Başlangıçta, klinik deneyler bunu doğruladı: birçoğunda, balık yağı takviyelerinin ateroskleroz, miyokard enfarktüsü, kalp yetmezliği, felç ve aritmi insidansını ve ilerlemesini azalttığı gösterilmiştir. Balık yağının nasıl etki gösterdiğinin belirsiz mekanizması açık değildir - diğer yağ moleküllerinin (trigliseritlerin) azalması ve hücre zarlarının özelliklerinde bir değişiklik de dahil olmak üzere, anti-enflamatuar, antiaritmik ve diğer birçok etkinin bir kombinasyonu olabilir. Uluslararası klinik rehberlerde, yetişkinlere haftada bir veya iki porsiyon yağlı balık yemeleri veya günlük balık yağı almaları önerilir (günde yaklaşık 1 gram omega-3 yağ asidi).

Ancak 2018'de, büyük ölçekli çalışmaların sonuçları yayınlandı ve beklenmedik oldukları ortaya çıktı: omega-3 yağ asitleri ile takviye, mortaliteyi ve kardiyovasküler sonuçları iyileştirmedi. 112 binden fazla insanda 79 çalışmanın meta analizi yapıldı - ve takviye şeklinde omega-3 almanın mortaliteyi azaltmadığı ortaya çıktı (ne genel ne de kardiyovasküler).

Aynı zamanda, omega-3 yağ asitlerinin diyet içindeki payındaki bir artışın hala zayıf bir pozitif etkisi vardı, bu da aritmi, miyokard enfarktüsü ve koroner ölüm sıklığını azaltıyordu. Ancak bu etki, önemli risk faktörleri olan insanlara uygulanmadı - örneğin, zaten miyokard enfarktüsü geçirmiş olanlar için.
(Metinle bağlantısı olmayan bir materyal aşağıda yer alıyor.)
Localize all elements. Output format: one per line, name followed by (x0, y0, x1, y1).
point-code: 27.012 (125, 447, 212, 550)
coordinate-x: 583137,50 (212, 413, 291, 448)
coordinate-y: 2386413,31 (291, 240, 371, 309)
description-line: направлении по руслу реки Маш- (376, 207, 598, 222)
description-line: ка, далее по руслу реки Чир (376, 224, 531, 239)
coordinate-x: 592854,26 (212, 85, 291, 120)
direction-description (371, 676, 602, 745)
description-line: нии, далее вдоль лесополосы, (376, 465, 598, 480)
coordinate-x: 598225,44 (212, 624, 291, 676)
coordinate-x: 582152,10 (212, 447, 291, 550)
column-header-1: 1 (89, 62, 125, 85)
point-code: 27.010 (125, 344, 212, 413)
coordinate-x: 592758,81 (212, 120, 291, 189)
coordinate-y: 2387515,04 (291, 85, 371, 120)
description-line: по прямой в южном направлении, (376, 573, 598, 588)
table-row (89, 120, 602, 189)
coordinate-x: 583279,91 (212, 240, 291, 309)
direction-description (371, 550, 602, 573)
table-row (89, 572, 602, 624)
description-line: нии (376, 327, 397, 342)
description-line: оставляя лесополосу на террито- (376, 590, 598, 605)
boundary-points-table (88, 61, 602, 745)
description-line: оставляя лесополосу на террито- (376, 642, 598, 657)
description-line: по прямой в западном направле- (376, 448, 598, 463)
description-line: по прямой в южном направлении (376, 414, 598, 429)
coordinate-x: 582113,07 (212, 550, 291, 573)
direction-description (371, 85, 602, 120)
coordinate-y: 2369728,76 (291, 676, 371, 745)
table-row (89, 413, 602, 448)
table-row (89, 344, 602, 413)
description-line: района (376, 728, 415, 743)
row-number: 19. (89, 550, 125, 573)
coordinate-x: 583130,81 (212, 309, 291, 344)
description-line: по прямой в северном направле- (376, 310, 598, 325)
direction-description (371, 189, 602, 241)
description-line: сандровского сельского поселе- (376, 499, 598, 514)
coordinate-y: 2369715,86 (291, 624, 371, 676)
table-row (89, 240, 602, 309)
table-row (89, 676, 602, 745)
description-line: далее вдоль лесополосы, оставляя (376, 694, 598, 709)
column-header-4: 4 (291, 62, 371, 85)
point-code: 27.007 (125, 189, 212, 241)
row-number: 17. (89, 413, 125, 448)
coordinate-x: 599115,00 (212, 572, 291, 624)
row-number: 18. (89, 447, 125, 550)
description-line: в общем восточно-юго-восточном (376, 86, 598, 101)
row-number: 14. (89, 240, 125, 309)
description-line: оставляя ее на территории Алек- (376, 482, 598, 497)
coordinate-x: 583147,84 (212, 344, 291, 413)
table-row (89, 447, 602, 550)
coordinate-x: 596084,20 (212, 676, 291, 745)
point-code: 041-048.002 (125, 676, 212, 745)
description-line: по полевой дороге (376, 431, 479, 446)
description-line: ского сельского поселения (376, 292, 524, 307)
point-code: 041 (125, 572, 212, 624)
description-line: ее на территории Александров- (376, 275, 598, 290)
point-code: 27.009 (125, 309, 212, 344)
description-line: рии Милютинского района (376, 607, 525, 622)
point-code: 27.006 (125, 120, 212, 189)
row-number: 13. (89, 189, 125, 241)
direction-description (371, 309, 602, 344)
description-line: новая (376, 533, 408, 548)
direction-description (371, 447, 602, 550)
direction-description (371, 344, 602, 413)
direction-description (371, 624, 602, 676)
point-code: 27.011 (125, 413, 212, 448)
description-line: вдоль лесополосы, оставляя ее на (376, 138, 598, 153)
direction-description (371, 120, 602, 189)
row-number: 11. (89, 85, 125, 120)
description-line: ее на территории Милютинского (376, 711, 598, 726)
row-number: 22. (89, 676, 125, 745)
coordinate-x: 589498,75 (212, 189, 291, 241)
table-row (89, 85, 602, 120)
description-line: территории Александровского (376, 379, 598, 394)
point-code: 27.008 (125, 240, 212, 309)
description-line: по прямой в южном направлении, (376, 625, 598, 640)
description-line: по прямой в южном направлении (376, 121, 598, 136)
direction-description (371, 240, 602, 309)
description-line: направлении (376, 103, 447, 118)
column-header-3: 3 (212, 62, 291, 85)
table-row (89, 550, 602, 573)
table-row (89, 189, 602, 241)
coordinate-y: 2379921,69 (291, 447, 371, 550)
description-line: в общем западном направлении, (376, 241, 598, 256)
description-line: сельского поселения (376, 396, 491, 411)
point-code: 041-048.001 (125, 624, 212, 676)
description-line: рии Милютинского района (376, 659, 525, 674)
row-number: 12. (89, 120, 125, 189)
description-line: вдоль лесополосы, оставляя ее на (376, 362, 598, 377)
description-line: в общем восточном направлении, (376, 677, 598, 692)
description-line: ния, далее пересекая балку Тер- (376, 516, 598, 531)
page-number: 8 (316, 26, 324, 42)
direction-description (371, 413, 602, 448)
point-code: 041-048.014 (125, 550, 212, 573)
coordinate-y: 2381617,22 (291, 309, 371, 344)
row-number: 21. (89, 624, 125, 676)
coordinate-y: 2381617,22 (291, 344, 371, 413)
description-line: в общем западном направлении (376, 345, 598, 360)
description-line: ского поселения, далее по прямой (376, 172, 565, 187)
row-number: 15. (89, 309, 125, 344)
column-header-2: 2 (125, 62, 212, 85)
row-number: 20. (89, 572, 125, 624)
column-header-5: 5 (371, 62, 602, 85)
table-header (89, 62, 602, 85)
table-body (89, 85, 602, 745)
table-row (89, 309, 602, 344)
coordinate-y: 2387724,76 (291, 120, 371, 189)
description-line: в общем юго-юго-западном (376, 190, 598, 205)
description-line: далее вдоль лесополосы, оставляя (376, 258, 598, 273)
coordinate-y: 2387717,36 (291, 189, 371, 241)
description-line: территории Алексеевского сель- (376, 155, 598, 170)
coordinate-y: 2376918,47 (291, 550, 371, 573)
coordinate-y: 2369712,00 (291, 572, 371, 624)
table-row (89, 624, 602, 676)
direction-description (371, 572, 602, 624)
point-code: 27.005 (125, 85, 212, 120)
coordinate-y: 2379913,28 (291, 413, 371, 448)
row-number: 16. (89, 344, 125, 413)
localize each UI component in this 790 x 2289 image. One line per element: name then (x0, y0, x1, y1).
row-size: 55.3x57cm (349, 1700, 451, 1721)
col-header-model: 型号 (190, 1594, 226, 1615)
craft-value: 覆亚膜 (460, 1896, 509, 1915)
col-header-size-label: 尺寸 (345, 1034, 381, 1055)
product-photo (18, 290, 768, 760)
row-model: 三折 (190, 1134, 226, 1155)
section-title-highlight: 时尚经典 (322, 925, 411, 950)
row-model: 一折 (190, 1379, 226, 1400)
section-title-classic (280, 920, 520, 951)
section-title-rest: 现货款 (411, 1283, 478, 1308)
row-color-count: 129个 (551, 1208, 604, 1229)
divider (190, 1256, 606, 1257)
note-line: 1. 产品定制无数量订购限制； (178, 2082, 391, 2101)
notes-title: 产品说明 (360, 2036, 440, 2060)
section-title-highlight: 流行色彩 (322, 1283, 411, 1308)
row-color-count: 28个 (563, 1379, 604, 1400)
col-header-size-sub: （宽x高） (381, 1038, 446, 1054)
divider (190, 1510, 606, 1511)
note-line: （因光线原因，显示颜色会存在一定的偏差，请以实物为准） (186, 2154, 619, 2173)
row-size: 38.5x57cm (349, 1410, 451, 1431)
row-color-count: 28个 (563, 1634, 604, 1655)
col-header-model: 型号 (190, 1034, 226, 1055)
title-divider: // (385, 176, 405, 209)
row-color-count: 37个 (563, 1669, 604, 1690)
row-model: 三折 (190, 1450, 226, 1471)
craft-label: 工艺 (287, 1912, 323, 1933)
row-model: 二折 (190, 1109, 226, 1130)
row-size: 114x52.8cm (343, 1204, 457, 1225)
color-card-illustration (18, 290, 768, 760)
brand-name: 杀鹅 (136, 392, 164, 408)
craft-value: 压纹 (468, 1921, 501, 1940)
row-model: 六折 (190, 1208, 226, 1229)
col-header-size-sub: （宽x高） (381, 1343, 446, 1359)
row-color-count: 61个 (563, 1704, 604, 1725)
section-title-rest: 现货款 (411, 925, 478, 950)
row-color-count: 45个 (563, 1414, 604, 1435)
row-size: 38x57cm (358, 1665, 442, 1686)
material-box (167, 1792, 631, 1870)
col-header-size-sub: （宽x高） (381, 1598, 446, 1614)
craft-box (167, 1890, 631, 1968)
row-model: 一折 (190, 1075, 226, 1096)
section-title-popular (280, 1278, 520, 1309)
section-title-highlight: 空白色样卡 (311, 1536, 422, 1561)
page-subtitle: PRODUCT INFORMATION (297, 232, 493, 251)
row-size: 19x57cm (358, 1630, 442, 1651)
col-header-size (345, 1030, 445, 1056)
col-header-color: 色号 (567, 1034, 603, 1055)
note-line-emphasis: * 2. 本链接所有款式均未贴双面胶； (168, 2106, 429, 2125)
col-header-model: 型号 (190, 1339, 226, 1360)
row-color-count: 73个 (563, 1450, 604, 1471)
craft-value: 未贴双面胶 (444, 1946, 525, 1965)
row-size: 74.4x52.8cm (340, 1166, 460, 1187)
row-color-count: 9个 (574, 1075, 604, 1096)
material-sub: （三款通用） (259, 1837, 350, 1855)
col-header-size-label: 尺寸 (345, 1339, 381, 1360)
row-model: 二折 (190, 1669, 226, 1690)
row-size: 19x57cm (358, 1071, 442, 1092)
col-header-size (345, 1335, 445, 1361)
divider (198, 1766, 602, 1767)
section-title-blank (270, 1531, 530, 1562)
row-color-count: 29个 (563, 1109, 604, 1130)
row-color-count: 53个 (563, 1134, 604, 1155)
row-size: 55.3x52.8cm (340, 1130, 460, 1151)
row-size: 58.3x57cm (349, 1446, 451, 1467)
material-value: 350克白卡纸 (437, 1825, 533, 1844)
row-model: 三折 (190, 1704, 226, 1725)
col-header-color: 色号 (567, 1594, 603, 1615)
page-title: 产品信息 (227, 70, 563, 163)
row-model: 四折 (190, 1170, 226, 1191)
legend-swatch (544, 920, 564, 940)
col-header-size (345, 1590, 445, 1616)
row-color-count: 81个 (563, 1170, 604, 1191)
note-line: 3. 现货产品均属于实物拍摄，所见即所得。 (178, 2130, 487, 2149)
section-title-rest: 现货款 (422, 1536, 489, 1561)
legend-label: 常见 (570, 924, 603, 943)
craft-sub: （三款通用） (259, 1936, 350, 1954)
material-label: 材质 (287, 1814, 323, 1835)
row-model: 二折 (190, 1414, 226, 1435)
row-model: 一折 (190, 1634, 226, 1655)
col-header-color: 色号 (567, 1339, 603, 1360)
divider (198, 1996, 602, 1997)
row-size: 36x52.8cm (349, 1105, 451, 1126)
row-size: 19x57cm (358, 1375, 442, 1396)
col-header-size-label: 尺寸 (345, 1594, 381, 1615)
Yiyeceklerdeki omega-3 miktarındaki artış, tekrarlayan miyokard enfarktüsü veya inme riskini azaltmaya yardımcı olmadı.

Erken epidemiyolojik ve gözlemsel çalışmaların, omega-3 takviyelerinin kalp için yararlarını belirttiği ortaya çıktı, ancak son çalışmalarda bu reddedildi. Sonuçlardaki farklılık, örneğin, mevcut kalp hastalıklarında omega-asit kullanımının çok zayıf olduğu duruma kıyasla, bugün etkin tedavinin mevcut olması (hem ilaç hem de cerrahi) nedeniyle olabilir.

Bu nedenle, mevcut verilere dayanarak, herkes hala yağlı balık ve zeytin yağı dahil olmak üzere doymamış yağ asitleri yönünden zengin bir diyet önermektedir, ancak omega-3 yağ asitleriyle takviyeleri etkisiz kalmıştır. Yüksek kardiyovasküler risk taşıyan kişiler (miyokard enfarktüsünden sonra, diyabetli, kanın lipid profilinde bozukluklar veya kan basıncında 140/80 mm Hg'den düzenli bir artış varsa) tedaviyi düşünmeli ve doktorunuzla tartışmalıdır.

resimler: AlexBr - stock.adobe.com, nmelnychuk - stock.adobe.com

Videoyu izle: Omega-3 efsanesinin sonu mu geldi? (Kasım 2024).